Inspiring an ambicultural movement has the potential, I believe, to do an enormous amount of good within organizations and across national borders, especially in the current era of increasing division and separation. This is the movement I am advancing. It requires transcending differences, whether in business, politics, or personal life. For companies, cultures, and societies in the future, combining the best of diverse ideas and practices that appear to be in opposition will be the single most essential “skill” to possess, if the world is going to evolve and advance. In light of the uncertainty and instability the world faces today, it is time to find this balanced voice.
Paradoxically, while globalization, technology acceleration, and digitalization are connecting us, we’re becoming more divided and “tribal” at the same time. It’s not easy to bridge “opposites” such as the more individualistic West and the more collective East — it requires deep thinking, self-reflection, mutual respect, and patience. An ambicultural movement means going deeper than organizational or industry practices, or societal issues, to the core humanity level.
There are some organizational models of ambiculturalism. One of my favorites is Lincoln Electric, an American multinational industrial firm. The company has balanced tradition with entrepreneurship and individual interests with social welfare throughout its 125-year-old history. I like to tell the story of when I was working with a Fortune 500 firm in the US and presented Lincoln as a model organization. As the end of our discussion, a senior executive exclaimed, “They are practicing the best form of capitalism!” A month later I was in Beijing working with executives from some of China’s leading state-owned enterprises, and after the same presentation one manager remarked, “Lincoln Electric is a perfect socialist enterprise.” My own interpretation is that Lincoln Electric is an ambicultural archetype that was founded on — and has stuck to — principles of human commonality that span nations and cultures. The result has been more than a century of success for its stakeholders.
A related “micro-movement” I’m focused on is integrating teaching, research, and practice in academia. I believe there is a need for a major overhaul or paradigm shift within Western business academic institutions, or even a change of “mind” (or even “soul”). Altering the prevailing publish-or-perish research orientation calls for institutional, system-wide changes at the grass-roots level. One part of this initiative is to identify examples or role models that show “what is possible” (a notion I use to wrap up my MBA/EMBA teaching), and how business academics can make research meaningful to the widest range of stakeholders, especially practitioners.
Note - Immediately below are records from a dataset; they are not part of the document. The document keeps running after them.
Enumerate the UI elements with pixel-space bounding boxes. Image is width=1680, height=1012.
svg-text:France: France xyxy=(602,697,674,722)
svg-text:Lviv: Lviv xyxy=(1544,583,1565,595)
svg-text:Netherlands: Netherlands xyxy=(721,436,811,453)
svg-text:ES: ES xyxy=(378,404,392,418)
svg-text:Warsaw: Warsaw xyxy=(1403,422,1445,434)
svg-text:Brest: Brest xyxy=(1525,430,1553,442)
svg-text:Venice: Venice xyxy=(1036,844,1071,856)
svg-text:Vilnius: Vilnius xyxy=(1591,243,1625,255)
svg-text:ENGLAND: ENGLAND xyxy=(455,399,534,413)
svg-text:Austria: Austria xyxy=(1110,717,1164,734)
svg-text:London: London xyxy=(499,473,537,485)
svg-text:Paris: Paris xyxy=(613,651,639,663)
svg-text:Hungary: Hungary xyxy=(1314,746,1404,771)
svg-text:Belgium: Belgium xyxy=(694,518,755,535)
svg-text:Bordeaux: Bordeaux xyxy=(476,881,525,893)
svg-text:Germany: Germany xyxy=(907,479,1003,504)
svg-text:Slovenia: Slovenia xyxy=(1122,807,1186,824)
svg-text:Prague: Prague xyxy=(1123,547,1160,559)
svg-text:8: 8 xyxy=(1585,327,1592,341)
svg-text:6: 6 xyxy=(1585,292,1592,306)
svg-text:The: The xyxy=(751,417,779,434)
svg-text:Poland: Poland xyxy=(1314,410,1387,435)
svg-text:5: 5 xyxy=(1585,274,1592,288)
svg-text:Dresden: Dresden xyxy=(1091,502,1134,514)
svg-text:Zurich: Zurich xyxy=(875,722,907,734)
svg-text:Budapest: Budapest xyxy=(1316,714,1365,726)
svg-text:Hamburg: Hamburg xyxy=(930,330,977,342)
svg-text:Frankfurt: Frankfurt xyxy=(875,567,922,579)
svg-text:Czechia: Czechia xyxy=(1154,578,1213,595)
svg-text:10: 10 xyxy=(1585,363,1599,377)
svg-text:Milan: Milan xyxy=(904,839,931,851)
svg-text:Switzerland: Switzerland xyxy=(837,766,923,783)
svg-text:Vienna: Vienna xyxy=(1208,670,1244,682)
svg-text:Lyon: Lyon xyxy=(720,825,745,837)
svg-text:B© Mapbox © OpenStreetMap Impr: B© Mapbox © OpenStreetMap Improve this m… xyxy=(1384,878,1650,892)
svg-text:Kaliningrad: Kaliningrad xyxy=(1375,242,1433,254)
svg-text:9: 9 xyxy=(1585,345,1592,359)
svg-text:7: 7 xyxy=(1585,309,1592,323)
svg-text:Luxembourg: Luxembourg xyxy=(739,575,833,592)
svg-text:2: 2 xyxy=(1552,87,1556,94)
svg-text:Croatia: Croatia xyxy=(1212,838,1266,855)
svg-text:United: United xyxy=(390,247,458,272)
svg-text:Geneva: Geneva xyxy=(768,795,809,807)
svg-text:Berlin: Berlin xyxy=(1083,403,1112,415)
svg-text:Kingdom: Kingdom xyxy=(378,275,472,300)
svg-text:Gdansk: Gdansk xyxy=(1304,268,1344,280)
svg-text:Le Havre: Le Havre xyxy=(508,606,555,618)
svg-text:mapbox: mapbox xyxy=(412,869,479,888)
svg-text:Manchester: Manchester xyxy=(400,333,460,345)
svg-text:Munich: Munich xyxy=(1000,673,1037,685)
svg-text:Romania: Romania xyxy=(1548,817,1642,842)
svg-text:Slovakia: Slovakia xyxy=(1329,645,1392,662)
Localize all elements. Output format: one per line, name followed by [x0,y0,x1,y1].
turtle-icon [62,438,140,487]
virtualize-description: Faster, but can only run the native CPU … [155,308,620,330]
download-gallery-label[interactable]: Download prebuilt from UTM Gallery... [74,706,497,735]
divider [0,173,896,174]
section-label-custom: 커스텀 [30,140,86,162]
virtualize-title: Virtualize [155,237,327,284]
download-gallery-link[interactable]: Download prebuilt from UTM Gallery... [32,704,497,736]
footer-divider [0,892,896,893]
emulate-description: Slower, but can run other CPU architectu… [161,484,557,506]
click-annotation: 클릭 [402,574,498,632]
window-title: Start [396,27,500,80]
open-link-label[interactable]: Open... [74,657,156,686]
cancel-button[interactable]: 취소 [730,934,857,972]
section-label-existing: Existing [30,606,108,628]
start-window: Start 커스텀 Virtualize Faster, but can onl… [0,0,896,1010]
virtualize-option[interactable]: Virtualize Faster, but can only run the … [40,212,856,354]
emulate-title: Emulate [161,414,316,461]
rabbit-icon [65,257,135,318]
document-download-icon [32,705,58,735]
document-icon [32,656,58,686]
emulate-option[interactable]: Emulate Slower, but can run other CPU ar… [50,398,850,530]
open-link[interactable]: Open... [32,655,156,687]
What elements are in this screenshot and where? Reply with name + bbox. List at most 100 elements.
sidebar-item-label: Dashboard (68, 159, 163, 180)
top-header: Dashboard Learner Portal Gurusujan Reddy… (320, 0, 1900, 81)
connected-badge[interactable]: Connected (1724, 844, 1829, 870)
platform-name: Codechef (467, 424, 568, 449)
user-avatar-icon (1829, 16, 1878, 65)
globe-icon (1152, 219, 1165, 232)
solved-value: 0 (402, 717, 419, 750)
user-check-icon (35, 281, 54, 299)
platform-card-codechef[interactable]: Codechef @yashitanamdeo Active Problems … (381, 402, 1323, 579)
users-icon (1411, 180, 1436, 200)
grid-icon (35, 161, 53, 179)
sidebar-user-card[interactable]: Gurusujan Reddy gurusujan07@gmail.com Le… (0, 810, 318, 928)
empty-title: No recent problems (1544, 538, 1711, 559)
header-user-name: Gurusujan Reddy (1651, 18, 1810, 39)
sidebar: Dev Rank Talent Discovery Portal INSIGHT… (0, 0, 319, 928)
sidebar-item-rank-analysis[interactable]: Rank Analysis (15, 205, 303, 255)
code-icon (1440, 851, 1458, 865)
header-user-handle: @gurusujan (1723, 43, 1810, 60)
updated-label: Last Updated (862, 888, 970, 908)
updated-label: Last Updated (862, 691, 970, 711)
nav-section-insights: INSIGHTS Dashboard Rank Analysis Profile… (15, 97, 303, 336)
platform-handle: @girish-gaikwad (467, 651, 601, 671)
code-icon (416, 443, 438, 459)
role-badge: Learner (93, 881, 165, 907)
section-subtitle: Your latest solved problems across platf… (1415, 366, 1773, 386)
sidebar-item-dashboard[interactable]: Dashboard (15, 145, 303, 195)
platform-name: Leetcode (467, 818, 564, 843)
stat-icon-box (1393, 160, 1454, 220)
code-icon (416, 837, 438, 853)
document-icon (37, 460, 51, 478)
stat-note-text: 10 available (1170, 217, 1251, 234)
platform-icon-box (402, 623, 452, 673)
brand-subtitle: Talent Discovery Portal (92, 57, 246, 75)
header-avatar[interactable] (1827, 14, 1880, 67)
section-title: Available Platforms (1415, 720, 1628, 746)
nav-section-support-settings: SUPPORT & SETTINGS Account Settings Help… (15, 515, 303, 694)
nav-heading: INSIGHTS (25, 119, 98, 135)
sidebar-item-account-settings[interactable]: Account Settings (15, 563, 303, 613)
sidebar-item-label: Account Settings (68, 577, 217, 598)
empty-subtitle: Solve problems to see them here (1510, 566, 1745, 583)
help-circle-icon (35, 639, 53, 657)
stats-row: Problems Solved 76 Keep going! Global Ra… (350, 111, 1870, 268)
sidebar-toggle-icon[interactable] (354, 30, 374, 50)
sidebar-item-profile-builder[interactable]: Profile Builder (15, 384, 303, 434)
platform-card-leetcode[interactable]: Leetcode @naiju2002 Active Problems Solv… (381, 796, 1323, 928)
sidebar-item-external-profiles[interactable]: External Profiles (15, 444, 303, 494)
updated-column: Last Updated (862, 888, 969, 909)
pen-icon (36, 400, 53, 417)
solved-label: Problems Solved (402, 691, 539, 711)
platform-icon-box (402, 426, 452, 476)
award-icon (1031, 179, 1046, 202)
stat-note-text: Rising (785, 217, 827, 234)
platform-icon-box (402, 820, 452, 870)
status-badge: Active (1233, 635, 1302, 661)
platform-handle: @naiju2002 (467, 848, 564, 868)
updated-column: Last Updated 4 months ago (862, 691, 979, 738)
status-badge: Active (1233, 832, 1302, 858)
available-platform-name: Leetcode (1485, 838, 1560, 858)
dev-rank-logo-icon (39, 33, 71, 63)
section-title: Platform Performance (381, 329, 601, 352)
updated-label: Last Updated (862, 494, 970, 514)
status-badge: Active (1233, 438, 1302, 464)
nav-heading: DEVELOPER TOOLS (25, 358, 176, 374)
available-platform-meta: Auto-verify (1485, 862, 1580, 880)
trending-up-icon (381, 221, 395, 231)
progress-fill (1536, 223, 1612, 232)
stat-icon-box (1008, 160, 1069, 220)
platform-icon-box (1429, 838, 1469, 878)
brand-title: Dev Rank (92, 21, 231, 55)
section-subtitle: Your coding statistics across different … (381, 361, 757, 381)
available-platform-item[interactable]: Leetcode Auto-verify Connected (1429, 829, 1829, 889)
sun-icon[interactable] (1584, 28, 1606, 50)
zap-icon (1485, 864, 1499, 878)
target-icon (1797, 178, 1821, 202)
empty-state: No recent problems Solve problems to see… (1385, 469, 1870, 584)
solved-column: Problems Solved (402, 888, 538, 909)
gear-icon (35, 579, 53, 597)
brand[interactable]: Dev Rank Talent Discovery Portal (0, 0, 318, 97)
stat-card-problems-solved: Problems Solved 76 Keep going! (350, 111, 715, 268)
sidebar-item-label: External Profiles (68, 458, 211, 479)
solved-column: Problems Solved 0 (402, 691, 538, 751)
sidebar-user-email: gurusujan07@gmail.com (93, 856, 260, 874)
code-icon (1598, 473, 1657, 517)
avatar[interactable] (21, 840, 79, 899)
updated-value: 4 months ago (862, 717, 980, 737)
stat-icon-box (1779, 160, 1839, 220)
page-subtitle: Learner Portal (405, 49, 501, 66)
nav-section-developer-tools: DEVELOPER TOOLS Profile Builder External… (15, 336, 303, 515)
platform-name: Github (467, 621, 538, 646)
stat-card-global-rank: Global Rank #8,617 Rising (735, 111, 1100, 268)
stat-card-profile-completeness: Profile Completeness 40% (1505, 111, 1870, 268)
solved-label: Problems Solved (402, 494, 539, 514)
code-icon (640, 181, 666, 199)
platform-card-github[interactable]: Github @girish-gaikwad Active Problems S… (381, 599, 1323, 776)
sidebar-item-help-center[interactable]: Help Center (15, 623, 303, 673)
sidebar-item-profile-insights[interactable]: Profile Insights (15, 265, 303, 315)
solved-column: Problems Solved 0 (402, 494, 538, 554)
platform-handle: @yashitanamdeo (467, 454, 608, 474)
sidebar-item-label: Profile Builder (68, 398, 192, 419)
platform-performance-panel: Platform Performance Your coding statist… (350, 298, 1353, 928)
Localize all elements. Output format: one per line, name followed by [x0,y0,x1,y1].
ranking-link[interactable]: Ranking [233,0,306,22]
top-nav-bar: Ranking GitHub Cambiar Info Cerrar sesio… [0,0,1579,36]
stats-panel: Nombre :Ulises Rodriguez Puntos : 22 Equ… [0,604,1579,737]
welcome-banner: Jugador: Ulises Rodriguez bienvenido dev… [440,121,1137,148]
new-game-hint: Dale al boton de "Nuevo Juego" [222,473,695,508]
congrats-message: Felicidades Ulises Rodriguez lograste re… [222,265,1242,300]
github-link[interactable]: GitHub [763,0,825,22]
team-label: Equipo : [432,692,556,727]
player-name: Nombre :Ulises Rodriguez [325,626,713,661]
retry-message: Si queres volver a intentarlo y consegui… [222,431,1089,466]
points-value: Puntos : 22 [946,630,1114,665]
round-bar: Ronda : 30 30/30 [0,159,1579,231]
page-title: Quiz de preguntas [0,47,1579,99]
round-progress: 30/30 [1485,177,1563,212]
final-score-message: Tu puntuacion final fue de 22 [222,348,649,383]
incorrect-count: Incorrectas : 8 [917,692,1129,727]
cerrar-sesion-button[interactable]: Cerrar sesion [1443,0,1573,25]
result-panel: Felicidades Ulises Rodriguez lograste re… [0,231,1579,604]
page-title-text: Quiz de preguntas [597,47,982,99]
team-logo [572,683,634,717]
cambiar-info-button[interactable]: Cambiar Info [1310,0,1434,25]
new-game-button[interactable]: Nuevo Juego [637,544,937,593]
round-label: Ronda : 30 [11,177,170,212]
The push toward such a paradigm shift in business and academics is truly an ambicultural initiative in practice. Over the past 15 years or so I have founded several organizations in the East and the West to converge the two movements, such as annual Competitive Dynamics International Conferences (research- and practice-oriented), the Chinese Management Scholars Community (professional service), and the Oneness Academy (professional practice). My role in these international organizations and communities is fundamentally to “practice what I preach,” and my involvement in these “worldly matters” may ultimately have the greatest and longest-lasting effect on the most people.
Indeed, one never knows what one’s ideas will spark in others. But if we trust in the process of all endeavors, with mind, heart, and soul, we will have done our job, and history will be the judge!